At tumor board meetings, a multidisciplinary team of doctors, including surgeons, radiation oncologists, medical oncologists, and interventional radiologists, considers the features and circumstances of each patient to determine the best course of treatment. For liver cancer, selecting the appropriate therapy can be challenging because patients typically have underlying poor liver function and thus pose unique challenges balancing treatment with differences in liver function, tumor size and location, and risk of treatment-related liver toxicity. Clinical guidelines provide a range of potential treatment options and offer limited guidance for specific recommendations.

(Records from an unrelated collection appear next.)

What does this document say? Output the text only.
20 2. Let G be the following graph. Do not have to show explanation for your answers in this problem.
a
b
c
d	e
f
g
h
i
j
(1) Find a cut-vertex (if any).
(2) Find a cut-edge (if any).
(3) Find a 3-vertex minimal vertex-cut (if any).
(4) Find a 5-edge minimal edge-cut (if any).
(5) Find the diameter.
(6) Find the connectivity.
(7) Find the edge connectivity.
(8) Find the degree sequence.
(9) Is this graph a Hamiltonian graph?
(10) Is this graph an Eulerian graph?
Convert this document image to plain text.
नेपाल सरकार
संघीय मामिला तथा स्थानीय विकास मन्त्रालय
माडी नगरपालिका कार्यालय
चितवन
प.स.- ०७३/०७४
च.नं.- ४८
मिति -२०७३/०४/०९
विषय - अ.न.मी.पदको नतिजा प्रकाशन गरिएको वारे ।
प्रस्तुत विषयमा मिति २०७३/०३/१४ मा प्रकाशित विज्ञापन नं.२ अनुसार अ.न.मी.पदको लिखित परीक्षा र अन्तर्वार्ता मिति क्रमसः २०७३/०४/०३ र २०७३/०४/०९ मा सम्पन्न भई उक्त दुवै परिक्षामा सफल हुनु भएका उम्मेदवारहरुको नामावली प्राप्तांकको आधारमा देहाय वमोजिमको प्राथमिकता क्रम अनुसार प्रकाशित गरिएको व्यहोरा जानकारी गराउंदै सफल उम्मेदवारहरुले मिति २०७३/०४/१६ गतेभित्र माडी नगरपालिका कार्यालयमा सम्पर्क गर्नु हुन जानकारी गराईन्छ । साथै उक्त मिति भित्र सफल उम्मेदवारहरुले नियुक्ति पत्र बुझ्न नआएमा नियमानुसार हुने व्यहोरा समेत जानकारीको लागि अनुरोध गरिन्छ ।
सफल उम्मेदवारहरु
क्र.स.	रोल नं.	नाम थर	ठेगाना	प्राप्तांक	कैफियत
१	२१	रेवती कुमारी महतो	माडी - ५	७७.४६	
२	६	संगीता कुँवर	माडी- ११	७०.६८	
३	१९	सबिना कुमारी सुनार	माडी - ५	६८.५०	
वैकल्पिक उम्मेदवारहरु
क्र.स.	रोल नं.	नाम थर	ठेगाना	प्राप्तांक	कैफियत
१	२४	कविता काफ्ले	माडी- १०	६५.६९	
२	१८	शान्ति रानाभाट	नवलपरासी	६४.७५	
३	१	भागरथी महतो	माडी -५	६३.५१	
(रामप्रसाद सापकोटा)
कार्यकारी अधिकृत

As a result, the recommendations from multidisciplinary discussion may often be subjective and inconsistent. Dr. Mo explains, “We want to help ensure that patients with HCC receive the best treatment at the right time by developing an artificial intelligence (AI) guided clinical support tool that relies on multiple objective measures to reproducibly aid doctors in complex treatment decision making.”
With support from ROI, Dr. Mo and his mentor Rafi Kabarriti, MD, are expanding on their previously published work and developing ML clinical support tools for two common clinical scenarios: patients with newly diagnosed HCC and patients who have received prior treatment for HCC and require additional therapy. To accomplish their goals, they are:
- Developing a ML tool that compares the risks and benefits of the most common HCC treatment options for a specific patient to predict progression free survival while considering toxicity to also assess liver function changes.
- Conducting a two-phase prospective observational trial that will compare the ML recommendations to the decisions made by the liver tumor board at their institution and determine if their ML tool can improve treatment recommendation consistency.
Dr. Mo’s team has extensive experience with treating patients for HCC, and their ML tools are based on a curated database that contains over 900 patients. They aim to use ML to make HCC treatment selection more consistent by better approximating tumor control and toxicity of different treatments. If their work is successful, patients could receive more personalized care with reduced treatment-related toxicity, and it may potentially lead to increased utilization of SBRT as a standard non-invasive treatment option for HCC.